The team’s “Heritage Celebration” on Saturday night when the Loons take on the Seattle Sounders is about more than just the Kicks, though. Kicks greats like Tony Peszneker and the two Alans, Willey and Merrick, will be in attendance, but so will players and coaches and staff from the succeeding era of Minnesota soccer, the one that runs right up until the present day: the Thunder, who became the Stars, who became the Loons.
It’s a history that is hard to match in American soccer. The Loons have been at this since 1990, just under four different names and in a seemingly endless variety of leagues.
Buzz Lagos, then a teacher and coach, started the Minnesota Thunder in 1990 as a high-level amateur team. The team eventually became professional, playing for years in the various leagues of the American second division under various names.
The Thunder winked out of existence after 2009, when their then-owner skipped town to avoid the unpaid bills he’d been racking up. Djorn Buchholz, now the executive director of the National Soccer Hall of Fame in Dallas, was the Thunder’s GM at the time.
“I had no hope,” he said. “The staff hadn’t been paid in six months, and I’d just put the playoff tickets to Puerto Rico on my credit card, and never got paid back.”

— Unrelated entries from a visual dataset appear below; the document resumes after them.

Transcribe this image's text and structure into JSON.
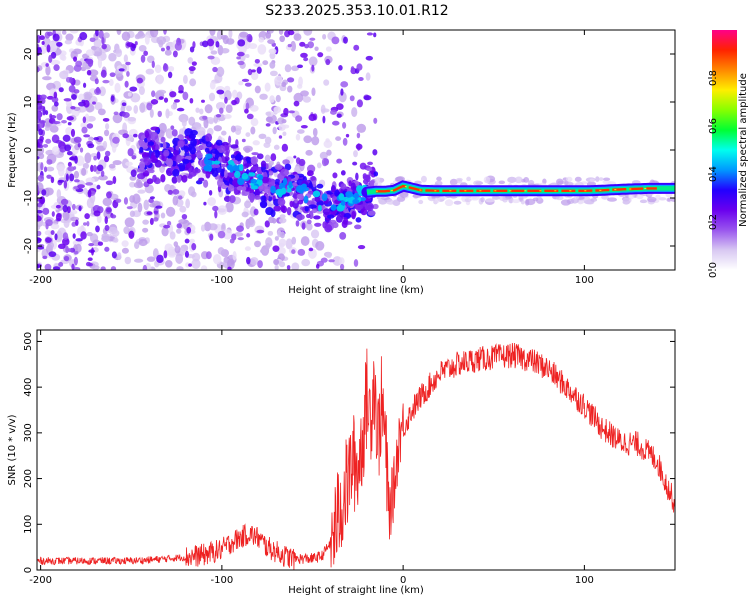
{
  "figure_title": "S233.2025.353.10.01.R12",
  "chart_data": [
    {
      "type": "heatmap",
      "title": "S233.2025.353.10.01.R12",
      "xlabel": "Height of straight line (km)",
      "ylabel": "Frequency (Hz)",
      "xlim": [
        -202,
        150
      ],
      "ylim": [
        -25,
        25
      ],
      "xticks": [
        -200,
        -100,
        0,
        100
      ],
      "yticks": [
        -20,
        -10,
        0,
        10,
        20
      ],
      "colorbar": {
        "label": "Normalized spectral amplitude",
        "range": [
          0,
          1
        ],
        "ticks": [
          0.0,
          0.2,
          0.4,
          0.6,
          0.8
        ],
        "colors": [
          "#ffffff",
          "#d8c8f2",
          "#9955ee",
          "#6a00ee",
          "#2200ff",
          "#0099ff",
          "#00ffee",
          "#00ff33",
          "#88ff00",
          "#ffee00",
          "#ff8800",
          "#ff2200",
          "#ff0088"
        ]
      },
      "scatter_region": {
        "x": [
          -202,
          -15
        ],
        "y": [
          -25,
          25
        ],
        "density": "high"
      },
      "ridge": {
        "x": [
          -140,
          -120,
          -105,
          -95,
          -85,
          -75,
          -65,
          -55,
          -45,
          -38,
          -30,
          -25,
          -20,
          -15,
          -10,
          -5,
          0,
          10,
          20,
          40,
          60,
          80,
          100,
          110,
          120,
          135,
          150
        ],
        "y": [
          -1,
          -1.5,
          -2.5,
          -4,
          -6,
          -7.5,
          -7.8,
          -8.5,
          -11,
          -11.5,
          -10,
          -9.5,
          -8.8,
          -8.6,
          -8.6,
          -8.4,
          -7.5,
          -8.4,
          -8.5,
          -8.5,
          -8.5,
          -8.5,
          -8.5,
          -8.4,
          -8.2,
          -8.0,
          -8.0
        ]
      },
      "ridge_core": {
        "x": [
          -20,
          140
        ],
        "y": -8.5,
        "amplitude": 0.9
      }
    },
    {
      "type": "line",
      "xlabel": "Height of straight line (km)",
      "ylabel": "SNR (10 * v/v)",
      "xlim": [
        -202,
        150
      ],
      "ylim": [
        0,
        525
      ],
      "xticks": [
        -200,
        -100,
        0,
        100
      ],
      "yticks": [
        0,
        100,
        200,
        300,
        400,
        500
      ],
      "series": [
        {
          "name": "SNR",
          "color": "#ee2222",
          "x": [
            -202,
            -190,
            -180,
            -170,
            -160,
            -150,
            -140,
            -130,
            -120,
            -110,
            -100,
            -95,
            -90,
            -85,
            -80,
            -75,
            -70,
            -65,
            -60,
            -55,
            -50,
            -45,
            -40,
            -35,
            -30,
            -28,
            -25,
            -22,
            -20,
            -18,
            -16,
            -14,
            -12,
            -10,
            -8,
            -5,
            -2,
            0,
            5,
            10,
            20,
            30,
            40,
            50,
            60,
            70,
            80,
            90,
            100,
            110,
            120,
            130,
            140,
            145,
            150
          ],
          "y": [
            20,
            20,
            20,
            20,
            20,
            20,
            22,
            25,
            28,
            33,
            45,
            60,
            70,
            80,
            70,
            50,
            40,
            30,
            25,
            25,
            25,
            30,
            60,
            130,
            200,
            240,
            220,
            300,
            380,
            330,
            430,
            280,
            360,
            300,
            120,
            180,
            300,
            310,
            350,
            380,
            430,
            450,
            460,
            465,
            470,
            460,
            440,
            400,
            360,
            310,
            280,
            275,
            240,
            190,
            145
          ]
        }
      ],
      "noise_amplitude": [
        {
          "from": -202,
          "to": -120,
          "amp": 8
        },
        {
          "from": -120,
          "to": -60,
          "amp": 25
        },
        {
          "from": -60,
          "to": -40,
          "amp": 12
        },
        {
          "from": -40,
          "to": -8,
          "amp": 110
        },
        {
          "from": -8,
          "to": 0,
          "amp": 70
        },
        {
          "from": 0,
          "to": 150,
          "amp": 28
        }
      ]
    }
  ]
}
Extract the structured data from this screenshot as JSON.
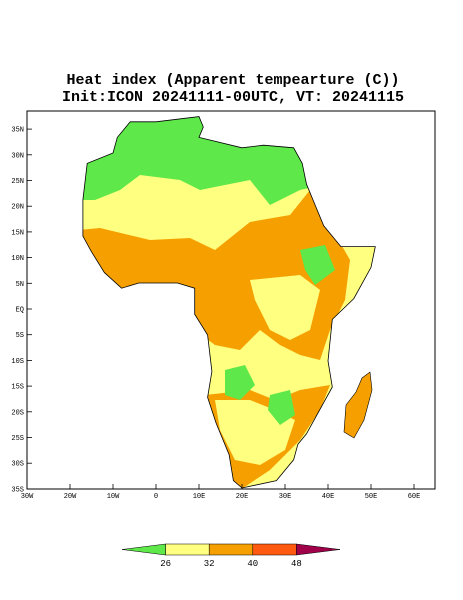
{
  "header": {
    "title": "Heat index (Apparent tempearture (C))",
    "subtitle": "Init:ICON 20241111-00UTC, VT: 20241115"
  },
  "map": {
    "lon_ticks": [
      {
        "value": -30,
        "label": "30W"
      },
      {
        "value": -20,
        "label": "20W"
      },
      {
        "value": -10,
        "label": "10W"
      },
      {
        "value": 0,
        "label": "0"
      },
      {
        "value": 10,
        "label": "10E"
      },
      {
        "value": 20,
        "label": "20E"
      },
      {
        "value": 30,
        "label": "30E"
      },
      {
        "value": 40,
        "label": "40E"
      },
      {
        "value": 50,
        "label": "50E"
      },
      {
        "value": 60,
        "label": "60E"
      }
    ],
    "lat_ticks": [
      {
        "value": 35,
        "label": "35N"
      },
      {
        "value": 30,
        "label": "30N"
      },
      {
        "value": 25,
        "label": "25N"
      },
      {
        "value": 20,
        "label": "20N"
      },
      {
        "value": 15,
        "label": "15N"
      },
      {
        "value": 10,
        "label": "10N"
      },
      {
        "value": 5,
        "label": "5N"
      },
      {
        "value": 0,
        "label": "EQ"
      },
      {
        "value": -5,
        "label": "5S"
      },
      {
        "value": -10,
        "label": "10S"
      },
      {
        "value": -15,
        "label": "15S"
      },
      {
        "value": -20,
        "label": "20S"
      },
      {
        "value": -25,
        "label": "25S"
      },
      {
        "value": -30,
        "label": "30S"
      },
      {
        "value": -35,
        "label": "35S"
      }
    ]
  },
  "colorbar": {
    "levels": [
      26,
      32,
      40,
      48
    ],
    "colors": [
      "#5ee84a",
      "#ffff80",
      "#f5a000",
      "#ff5a10",
      "#a0004a"
    ]
  }
}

Buchholz left to take another job in soccer, thinking things were over. But the National Sports Center stepped in for 2010 to fund a team, naming them the NSC Minnesota Stars.
After that season, the NASL (the second, and second-division, version) took over the franchise, trying to keep the squad afloat long enough to find an owner. The league called Buchholz, who was on the job market again.